Before ALDRICH, J., Greenville, January, 1882.

This was a motion made by defendants at Pickens to have certain attachments upon their property, under proceedings in Greenville, vacated. The motion was supported by affidavits and was based upon the following grounds: 1st. Because the affidavit on which said attachment was issued was insufficient. 2d. Because the allegations of fraud, or that the defendants had disposed of, secreted or concealed, or were disposing of, secreting and concealing, their property with intent to defraud their creditors, contained in said affidavit, are not true. 3d. Because many other statements made in said affidavit are not true. 4th. Because said affidavit and attachment are in many other respects irregular and void.

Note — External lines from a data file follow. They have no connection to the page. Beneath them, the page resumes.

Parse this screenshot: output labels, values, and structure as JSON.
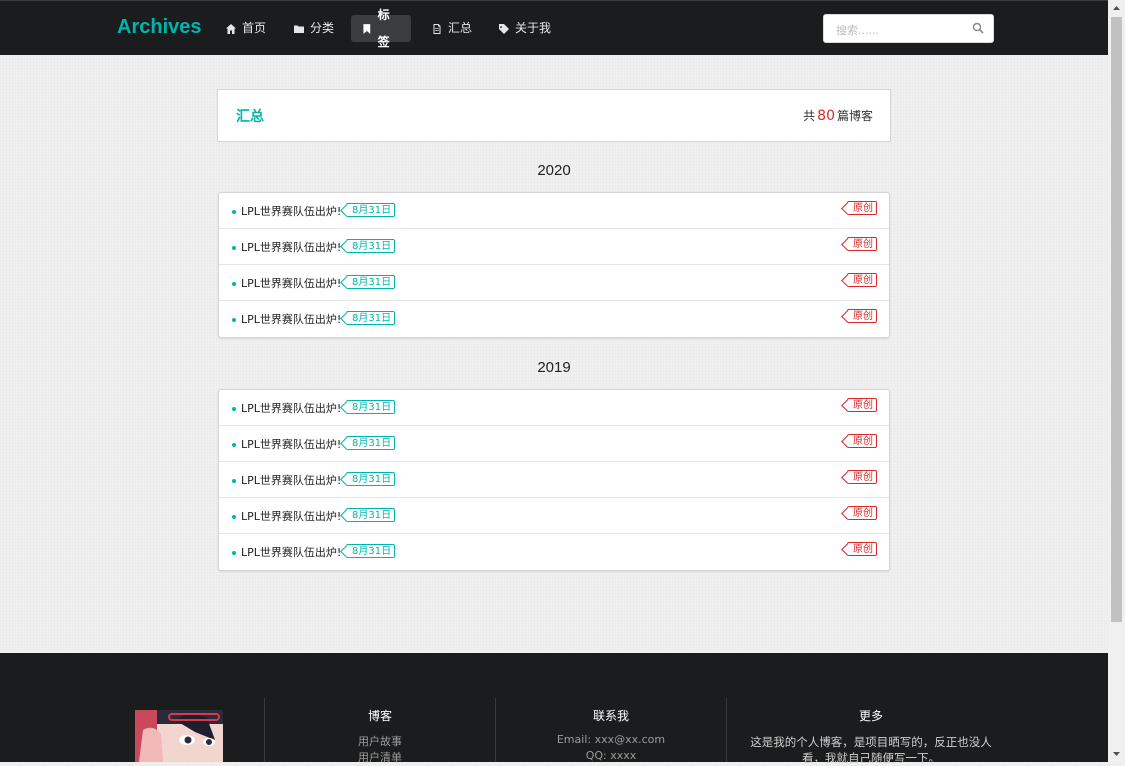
{
  "nav": {
    "brand": "Archives",
    "items": [
      {
        "label": "首页",
        "icon": "home-icon"
      },
      {
        "label": "分类",
        "icon": "folder-icon"
      },
      {
        "label": "标签",
        "icon": "bookmark-icon",
        "active": true
      },
      {
        "label": "汇总",
        "icon": "file-icon"
      },
      {
        "label": "关于我",
        "icon": "tag-icon"
      }
    ],
    "search_placeholder": "搜索......"
  },
  "summary": {
    "title": "汇总",
    "count_prefix": "共",
    "count": "80",
    "count_suffix": "篇博客"
  },
  "years": [
    {
      "year": "2020",
      "posts": [
        {
          "title": "LPL世界赛队伍出炉!",
          "date": "8月31日",
          "type": "原创"
        },
        {
          "title": "LPL世界赛队伍出炉!",
          "date": "8月31日",
          "type": "原创"
        },
        {
          "title": "LPL世界赛队伍出炉!",
          "date": "8月31日",
          "type": "原创"
        },
        {
          "title": "LPL世界赛队伍出炉!",
          "date": "8月31日",
          "type": "原创"
        }
      ]
    },
    {
      "year": "2019",
      "posts": [
        {
          "title": "LPL世界赛队伍出炉!",
          "date": "8月31日",
          "type": "原创"
        },
        {
          "title": "LPL世界赛队伍出炉!",
          "date": "8月31日",
          "type": "原创"
        },
        {
          "title": "LPL世界赛队伍出炉!",
          "date": "8月31日",
          "type": "原创"
        },
        {
          "title": "LPL世界赛队伍出炉!",
          "date": "8月31日",
          "type": "原创"
        },
        {
          "title": "LPL世界赛队伍出炉!",
          "date": "8月31日",
          "type": "原创"
        }
      ]
    }
  ],
  "footer": {
    "blog": {
      "title": "博客",
      "links": [
        "用户故事",
        "用户清单"
      ]
    },
    "contact": {
      "title": "联系我",
      "lines": [
        "Email: xxx@xx.com",
        "QQ: xxxx"
      ]
    },
    "more": {
      "title": "更多",
      "text": "这是我的个人博客，是项目晒写的，反正也没人看，我就自己随便写一下。"
    }
  },
  "colors": {
    "accent": "#00b5ad",
    "original": "#db2828",
    "nav_bg": "#1b1c1d"
  }
}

This motion was granted, the Circuit judge holding that there was no fraud as charged in the affidavits upon which the attachments issued. From this order the plaintiffs appealed upon the following grounds:

1. Because the defendants had their option either to give the undertaking or to move to discharge the attachment, as in case of other provisional remedies, and having elected to adopt the first course, it is respectfully submitted that they waived their right to the second, and his Honor should have so held.

2. Because the attachment having been discharged upon undertaking could not be again discharged upon motion.

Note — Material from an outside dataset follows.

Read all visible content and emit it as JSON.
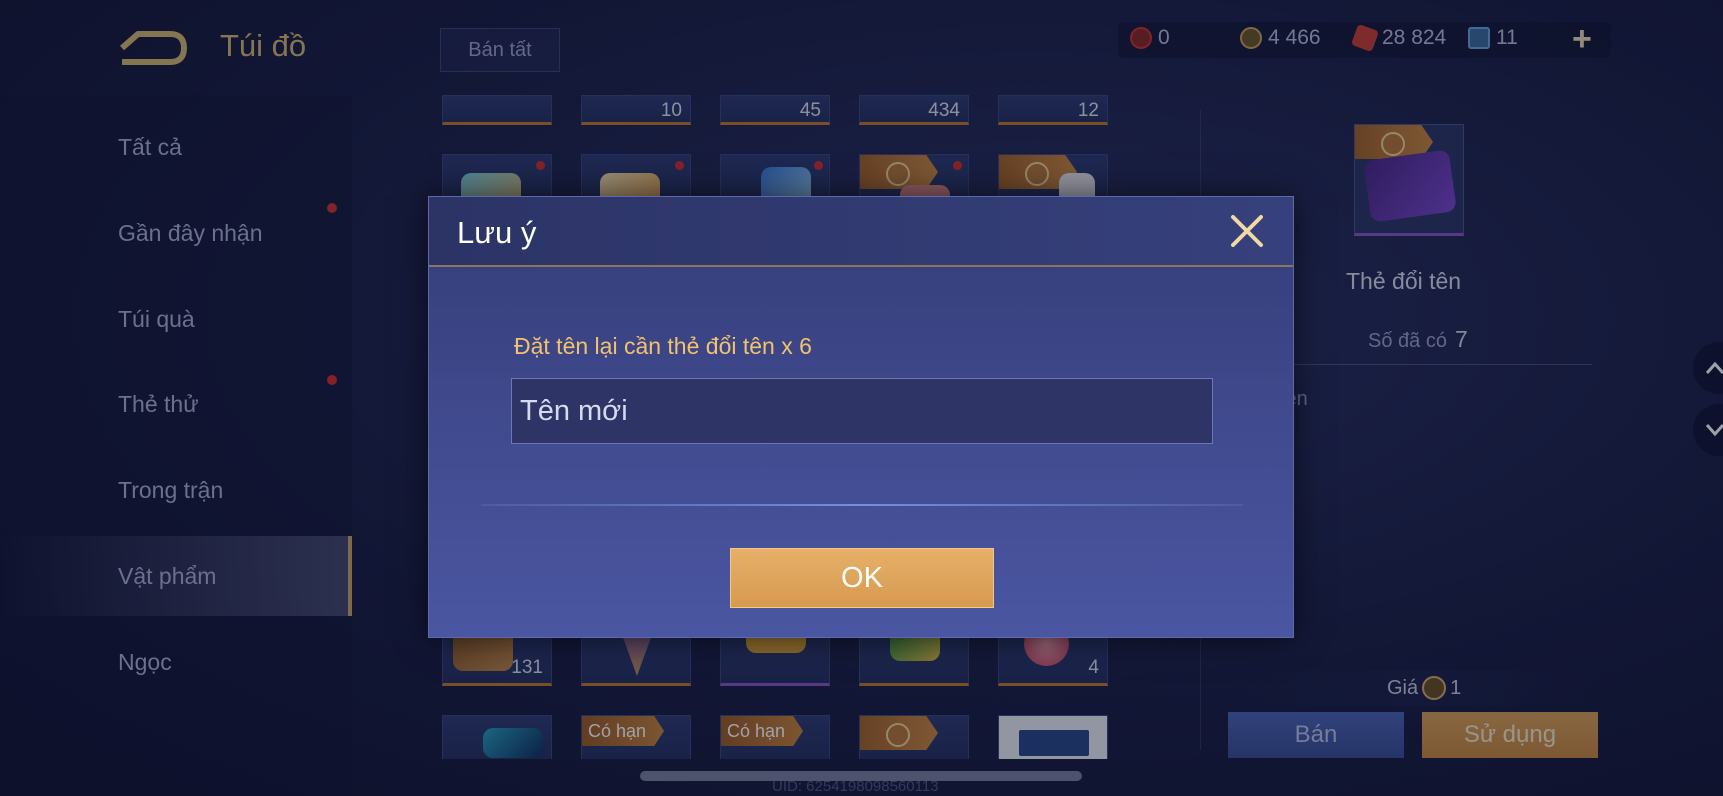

Messrs. Wells & Orr, for appellants.

Mr. M. F. Ansel, contra.

The opinion of the Court was delivered by

MR. CHIEF JUSTICE SIMPSON.

The plaintiffs, appellants, in an action for the recovery of $1942.53, alleged by plaintiffs to be due them from the defendants, attached certain property of the defendants, consisting of a stock of goods. The defendants applied under § 264 of the code for the surrender of the goods, which upon the execution of the bond required by § 265 of the code was ordered, and the property thereby discharged from the lien of the attachment. Two other attachments were afterwards issued, one of which was by the plaintiff.

Subsequently, the defendants moved to discharge all three of the attachments, upon affidavits served. The appellants resisted the discharge of the first, upon the ground that the defendants having adopted the proceeding provided in the code for the surrender of the property, and having thereby obtained possession, they had waived their right to assail the attachment on any ground, and therefore that their motion as to this attachment should be refused. The Circuit judge overruled this position and discharged all three of the attachments, including the first. The appeal questions the correctness of this ruling as to the first.

Attachments may be dissolved or defeated upon two grounds: 1st. Where some irregularity of a fatal character appears on the face of the proceedings; and 2d. Because of the fact that the allegations upon which it may issue are untrue. The dissolution in either case may be had upon motion-the first being made upon the papers, and the second upon affidavits as to matters dehors the record. These causes go to the root of the attachment, especially in the last class of cases, and when they exist the effect of their interposition is not simply to release the property but to entirely vacate and set aside the attachment proceedings.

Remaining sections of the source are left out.